Ainsi, la théorie de l’esprit absolu semble regorger d’endroits où la notion de liberté
est engagée : L’art n’est-il pas structurellement « libre » du fait de porter son but en
lui-même ? D’où : quel rapport entre les institutions de l’esprit absolu et les
institutions de l’esprit objectif ? Puis : Peut-on penser la divinité sans recours au
concept de liberté ? Que penser de la nature, issue d’un Ent-schluß (dé-cision) de
l’idée, dont Hegel précise qu’il est libre ? (Simple pensée créationniste ou
philosophème sérieux encore à assimiler ?) Quel statut accorder à la liberté dans le
concert des concepts de la modalité logique ? Comment penser la liberté qu’il faut
bien attribuer à l’absolu ? Suffit-il de dire que l’absolu est auprès de soi dans l’autre ?

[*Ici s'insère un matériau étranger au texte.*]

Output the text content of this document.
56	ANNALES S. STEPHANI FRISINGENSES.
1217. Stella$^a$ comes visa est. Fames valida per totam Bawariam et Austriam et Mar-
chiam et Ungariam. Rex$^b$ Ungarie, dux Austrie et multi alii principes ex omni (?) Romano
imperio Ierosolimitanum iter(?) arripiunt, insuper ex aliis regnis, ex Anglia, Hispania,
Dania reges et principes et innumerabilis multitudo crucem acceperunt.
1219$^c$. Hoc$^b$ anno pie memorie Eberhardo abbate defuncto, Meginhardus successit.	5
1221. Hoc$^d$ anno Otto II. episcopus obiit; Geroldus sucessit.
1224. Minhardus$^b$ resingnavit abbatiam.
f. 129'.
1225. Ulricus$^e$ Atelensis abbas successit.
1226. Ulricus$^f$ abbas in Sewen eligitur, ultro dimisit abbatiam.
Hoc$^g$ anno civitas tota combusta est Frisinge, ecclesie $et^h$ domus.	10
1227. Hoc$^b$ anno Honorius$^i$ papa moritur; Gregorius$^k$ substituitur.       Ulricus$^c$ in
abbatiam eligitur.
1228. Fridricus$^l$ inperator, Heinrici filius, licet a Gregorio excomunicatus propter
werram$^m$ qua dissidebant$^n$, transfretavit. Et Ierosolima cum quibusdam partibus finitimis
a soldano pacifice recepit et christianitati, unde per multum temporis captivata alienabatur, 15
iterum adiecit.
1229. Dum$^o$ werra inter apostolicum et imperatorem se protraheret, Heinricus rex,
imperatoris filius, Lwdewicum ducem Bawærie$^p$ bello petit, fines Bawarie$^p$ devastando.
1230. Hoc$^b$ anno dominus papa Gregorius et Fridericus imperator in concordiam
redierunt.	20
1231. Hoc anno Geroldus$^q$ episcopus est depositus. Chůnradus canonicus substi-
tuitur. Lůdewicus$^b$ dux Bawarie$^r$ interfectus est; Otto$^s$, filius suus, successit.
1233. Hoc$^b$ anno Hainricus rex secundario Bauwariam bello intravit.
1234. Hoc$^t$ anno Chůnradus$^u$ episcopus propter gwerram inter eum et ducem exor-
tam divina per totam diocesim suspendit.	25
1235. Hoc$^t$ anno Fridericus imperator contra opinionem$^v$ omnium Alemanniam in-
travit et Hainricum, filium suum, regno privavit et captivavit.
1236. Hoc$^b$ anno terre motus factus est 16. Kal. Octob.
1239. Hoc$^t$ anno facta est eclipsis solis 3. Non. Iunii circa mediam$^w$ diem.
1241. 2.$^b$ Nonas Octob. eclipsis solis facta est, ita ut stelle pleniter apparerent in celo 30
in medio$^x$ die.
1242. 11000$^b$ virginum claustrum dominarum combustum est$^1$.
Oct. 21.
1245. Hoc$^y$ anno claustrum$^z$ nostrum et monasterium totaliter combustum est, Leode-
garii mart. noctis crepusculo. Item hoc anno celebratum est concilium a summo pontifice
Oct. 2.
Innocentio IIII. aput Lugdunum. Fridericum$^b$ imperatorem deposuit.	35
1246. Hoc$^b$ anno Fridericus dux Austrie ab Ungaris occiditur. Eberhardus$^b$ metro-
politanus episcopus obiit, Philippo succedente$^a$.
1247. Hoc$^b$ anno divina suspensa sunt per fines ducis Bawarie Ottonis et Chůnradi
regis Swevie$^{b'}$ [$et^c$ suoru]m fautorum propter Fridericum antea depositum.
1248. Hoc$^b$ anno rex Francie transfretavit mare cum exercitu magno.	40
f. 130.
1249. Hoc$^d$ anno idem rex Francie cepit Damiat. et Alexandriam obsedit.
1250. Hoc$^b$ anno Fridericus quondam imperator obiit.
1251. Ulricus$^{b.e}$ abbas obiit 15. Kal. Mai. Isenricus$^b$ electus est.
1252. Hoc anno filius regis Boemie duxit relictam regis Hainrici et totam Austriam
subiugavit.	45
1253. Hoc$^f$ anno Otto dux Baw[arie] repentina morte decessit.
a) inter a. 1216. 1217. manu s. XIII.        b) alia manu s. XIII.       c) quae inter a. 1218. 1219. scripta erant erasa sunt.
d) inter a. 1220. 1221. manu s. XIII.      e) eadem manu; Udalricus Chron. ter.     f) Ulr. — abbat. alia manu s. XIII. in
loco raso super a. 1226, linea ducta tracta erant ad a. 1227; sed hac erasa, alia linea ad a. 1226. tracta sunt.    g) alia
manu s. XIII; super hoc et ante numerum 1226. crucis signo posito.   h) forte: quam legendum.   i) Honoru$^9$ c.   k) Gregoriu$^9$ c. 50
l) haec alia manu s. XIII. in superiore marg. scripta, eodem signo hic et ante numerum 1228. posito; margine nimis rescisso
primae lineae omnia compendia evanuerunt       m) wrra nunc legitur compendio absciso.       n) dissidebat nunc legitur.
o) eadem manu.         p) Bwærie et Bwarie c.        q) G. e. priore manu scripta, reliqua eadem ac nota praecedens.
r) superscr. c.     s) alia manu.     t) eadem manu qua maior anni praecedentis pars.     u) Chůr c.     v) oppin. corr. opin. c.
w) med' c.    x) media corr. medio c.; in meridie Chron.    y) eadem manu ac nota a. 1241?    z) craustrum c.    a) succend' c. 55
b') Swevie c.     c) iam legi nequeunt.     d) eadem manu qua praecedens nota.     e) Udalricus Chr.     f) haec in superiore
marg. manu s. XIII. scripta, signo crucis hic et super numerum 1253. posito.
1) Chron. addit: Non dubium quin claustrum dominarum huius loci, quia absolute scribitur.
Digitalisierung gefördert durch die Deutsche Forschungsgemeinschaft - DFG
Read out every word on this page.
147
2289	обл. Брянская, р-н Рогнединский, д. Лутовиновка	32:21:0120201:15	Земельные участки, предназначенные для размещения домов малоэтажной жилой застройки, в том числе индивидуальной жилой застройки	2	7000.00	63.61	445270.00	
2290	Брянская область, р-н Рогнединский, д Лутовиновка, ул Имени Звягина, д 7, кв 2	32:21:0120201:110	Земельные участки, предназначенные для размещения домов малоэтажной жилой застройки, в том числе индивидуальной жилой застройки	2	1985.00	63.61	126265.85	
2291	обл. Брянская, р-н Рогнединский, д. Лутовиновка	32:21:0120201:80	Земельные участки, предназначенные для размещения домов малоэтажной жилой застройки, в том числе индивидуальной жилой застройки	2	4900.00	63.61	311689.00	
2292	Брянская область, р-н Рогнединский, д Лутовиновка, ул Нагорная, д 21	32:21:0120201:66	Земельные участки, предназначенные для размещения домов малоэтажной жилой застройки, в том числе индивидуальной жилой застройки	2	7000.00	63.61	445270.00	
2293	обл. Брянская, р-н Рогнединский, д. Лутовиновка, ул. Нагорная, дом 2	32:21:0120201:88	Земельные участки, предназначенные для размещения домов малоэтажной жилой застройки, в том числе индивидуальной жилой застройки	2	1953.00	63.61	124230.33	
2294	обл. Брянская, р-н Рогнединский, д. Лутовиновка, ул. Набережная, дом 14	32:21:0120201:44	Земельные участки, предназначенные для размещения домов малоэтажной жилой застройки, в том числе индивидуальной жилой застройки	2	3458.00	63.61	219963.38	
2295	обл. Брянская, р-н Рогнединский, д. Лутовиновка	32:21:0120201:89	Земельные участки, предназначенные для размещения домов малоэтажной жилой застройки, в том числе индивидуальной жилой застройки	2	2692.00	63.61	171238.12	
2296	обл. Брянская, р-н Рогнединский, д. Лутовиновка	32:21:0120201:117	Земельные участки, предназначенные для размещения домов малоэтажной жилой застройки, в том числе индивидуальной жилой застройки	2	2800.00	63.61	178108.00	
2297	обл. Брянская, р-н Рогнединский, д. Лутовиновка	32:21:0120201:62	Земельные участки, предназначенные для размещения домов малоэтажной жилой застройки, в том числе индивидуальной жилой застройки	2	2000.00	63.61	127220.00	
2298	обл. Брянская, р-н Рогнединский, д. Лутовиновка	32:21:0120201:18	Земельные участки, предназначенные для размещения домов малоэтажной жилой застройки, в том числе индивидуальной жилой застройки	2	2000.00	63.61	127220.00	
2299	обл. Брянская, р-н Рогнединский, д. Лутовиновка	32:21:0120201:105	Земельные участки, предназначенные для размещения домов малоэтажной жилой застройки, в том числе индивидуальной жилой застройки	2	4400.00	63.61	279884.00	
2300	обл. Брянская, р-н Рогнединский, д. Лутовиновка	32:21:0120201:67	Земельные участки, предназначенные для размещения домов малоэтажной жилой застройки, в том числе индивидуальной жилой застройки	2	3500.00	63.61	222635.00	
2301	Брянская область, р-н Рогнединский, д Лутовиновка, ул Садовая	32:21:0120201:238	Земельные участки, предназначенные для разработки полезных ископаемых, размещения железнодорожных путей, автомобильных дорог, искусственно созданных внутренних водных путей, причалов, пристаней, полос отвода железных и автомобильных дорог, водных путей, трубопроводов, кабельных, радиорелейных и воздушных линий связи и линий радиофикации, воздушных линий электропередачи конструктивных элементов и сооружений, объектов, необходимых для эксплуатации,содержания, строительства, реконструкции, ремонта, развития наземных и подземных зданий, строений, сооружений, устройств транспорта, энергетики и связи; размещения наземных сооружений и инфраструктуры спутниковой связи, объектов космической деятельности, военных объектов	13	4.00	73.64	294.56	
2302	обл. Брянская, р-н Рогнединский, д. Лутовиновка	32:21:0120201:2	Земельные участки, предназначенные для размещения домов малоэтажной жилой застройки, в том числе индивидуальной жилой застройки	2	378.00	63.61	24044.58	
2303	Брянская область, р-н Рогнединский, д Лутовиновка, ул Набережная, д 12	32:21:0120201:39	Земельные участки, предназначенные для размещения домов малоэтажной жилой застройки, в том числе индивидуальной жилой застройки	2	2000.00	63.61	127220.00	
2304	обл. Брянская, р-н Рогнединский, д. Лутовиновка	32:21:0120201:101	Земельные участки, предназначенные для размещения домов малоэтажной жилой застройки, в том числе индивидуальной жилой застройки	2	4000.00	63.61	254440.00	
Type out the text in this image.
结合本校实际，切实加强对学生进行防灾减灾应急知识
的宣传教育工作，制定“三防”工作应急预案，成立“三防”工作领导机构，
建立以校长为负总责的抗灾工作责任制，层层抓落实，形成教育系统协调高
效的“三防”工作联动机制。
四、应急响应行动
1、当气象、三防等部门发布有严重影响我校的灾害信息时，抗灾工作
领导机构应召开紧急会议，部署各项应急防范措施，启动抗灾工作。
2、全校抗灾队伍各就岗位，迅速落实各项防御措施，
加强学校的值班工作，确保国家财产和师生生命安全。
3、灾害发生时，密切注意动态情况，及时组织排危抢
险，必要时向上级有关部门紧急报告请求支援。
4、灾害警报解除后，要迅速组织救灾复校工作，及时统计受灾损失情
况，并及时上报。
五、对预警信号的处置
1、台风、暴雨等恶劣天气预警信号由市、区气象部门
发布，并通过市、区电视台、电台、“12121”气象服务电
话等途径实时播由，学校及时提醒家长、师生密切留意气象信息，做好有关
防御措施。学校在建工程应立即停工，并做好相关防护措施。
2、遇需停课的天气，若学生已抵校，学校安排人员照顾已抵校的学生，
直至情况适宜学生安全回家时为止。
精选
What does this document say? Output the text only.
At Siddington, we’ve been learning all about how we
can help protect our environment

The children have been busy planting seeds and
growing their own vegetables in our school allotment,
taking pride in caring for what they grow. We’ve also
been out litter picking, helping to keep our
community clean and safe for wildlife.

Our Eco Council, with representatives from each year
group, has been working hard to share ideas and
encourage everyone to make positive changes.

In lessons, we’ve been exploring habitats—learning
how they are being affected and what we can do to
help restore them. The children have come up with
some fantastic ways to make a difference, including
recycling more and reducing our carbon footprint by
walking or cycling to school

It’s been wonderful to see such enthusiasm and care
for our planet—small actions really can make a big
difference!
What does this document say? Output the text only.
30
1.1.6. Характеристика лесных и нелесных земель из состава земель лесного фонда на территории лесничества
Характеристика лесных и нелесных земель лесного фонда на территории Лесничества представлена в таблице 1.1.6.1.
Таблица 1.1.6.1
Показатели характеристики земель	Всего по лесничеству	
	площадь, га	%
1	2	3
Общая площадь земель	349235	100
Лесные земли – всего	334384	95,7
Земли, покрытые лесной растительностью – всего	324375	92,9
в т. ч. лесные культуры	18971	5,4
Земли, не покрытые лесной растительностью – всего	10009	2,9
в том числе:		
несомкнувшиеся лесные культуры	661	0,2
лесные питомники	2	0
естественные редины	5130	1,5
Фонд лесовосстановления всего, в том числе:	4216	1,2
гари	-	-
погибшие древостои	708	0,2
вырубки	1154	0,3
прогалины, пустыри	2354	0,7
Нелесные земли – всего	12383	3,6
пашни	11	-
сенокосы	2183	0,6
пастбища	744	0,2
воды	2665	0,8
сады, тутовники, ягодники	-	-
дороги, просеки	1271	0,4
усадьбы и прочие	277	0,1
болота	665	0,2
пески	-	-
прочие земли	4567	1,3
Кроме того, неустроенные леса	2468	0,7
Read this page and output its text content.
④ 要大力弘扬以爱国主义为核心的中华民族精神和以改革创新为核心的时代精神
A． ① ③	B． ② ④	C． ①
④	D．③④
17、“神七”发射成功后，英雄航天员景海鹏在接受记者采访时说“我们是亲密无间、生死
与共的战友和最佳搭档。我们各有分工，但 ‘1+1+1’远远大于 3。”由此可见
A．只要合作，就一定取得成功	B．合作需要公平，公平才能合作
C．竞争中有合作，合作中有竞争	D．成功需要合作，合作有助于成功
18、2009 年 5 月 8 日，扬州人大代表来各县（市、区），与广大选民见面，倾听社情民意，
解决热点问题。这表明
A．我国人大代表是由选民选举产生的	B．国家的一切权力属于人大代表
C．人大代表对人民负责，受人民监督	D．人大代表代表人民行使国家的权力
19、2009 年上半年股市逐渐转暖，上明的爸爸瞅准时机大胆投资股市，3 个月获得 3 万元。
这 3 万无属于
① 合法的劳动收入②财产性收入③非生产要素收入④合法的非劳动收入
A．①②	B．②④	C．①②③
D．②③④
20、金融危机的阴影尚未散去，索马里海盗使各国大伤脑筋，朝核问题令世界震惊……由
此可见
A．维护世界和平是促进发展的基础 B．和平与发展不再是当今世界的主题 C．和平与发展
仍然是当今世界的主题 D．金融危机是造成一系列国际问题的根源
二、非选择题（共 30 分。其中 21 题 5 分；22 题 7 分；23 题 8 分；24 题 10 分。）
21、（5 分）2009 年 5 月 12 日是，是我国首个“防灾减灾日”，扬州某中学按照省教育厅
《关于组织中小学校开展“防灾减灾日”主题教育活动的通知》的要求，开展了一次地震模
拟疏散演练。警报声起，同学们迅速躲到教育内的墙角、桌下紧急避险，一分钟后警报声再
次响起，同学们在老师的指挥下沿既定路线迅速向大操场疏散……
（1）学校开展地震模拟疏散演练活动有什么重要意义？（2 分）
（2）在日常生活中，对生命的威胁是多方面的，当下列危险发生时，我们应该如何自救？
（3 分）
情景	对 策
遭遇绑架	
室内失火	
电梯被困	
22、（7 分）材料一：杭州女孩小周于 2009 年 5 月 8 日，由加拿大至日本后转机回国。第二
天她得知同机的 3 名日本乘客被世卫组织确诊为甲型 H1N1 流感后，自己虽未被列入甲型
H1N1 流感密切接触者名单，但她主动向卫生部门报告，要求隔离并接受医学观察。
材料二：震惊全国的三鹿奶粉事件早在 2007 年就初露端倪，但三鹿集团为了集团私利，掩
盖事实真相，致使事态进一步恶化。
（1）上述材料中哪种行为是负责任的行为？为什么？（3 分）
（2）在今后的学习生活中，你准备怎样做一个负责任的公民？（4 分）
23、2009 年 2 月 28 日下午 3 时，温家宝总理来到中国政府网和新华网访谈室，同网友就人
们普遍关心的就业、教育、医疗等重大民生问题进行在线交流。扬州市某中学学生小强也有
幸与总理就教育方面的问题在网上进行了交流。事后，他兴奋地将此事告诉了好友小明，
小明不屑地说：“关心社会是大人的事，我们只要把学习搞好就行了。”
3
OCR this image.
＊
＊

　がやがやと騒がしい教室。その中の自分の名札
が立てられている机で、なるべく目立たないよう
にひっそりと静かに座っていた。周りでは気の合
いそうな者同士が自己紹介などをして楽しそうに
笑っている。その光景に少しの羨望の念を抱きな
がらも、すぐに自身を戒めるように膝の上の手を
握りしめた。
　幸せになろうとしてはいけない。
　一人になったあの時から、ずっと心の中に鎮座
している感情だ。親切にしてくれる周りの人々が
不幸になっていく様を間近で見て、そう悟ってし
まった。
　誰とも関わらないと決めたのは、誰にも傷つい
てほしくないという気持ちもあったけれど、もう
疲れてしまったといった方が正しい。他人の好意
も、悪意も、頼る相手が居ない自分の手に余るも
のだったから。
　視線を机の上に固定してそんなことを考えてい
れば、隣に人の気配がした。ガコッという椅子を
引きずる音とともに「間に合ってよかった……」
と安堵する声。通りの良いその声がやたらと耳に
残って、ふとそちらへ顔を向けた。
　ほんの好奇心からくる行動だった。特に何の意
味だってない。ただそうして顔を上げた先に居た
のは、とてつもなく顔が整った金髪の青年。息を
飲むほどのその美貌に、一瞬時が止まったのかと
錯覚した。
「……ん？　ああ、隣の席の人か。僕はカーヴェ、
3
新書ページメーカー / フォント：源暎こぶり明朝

Pour aborder ces questions, qui semblent d’abord concerner l’interprétation interne de
différentes parties du système hégélien, il nous semble essentiel de confronter les
interventions théoriques de Hegel avec d’autres points émergeants du discours sur la
liberté, tel qu’il apparaît autour de la figure de Kant et de la grande révolution, ainsi
que les tentatives critiques qui les ont accompagnés et suivis.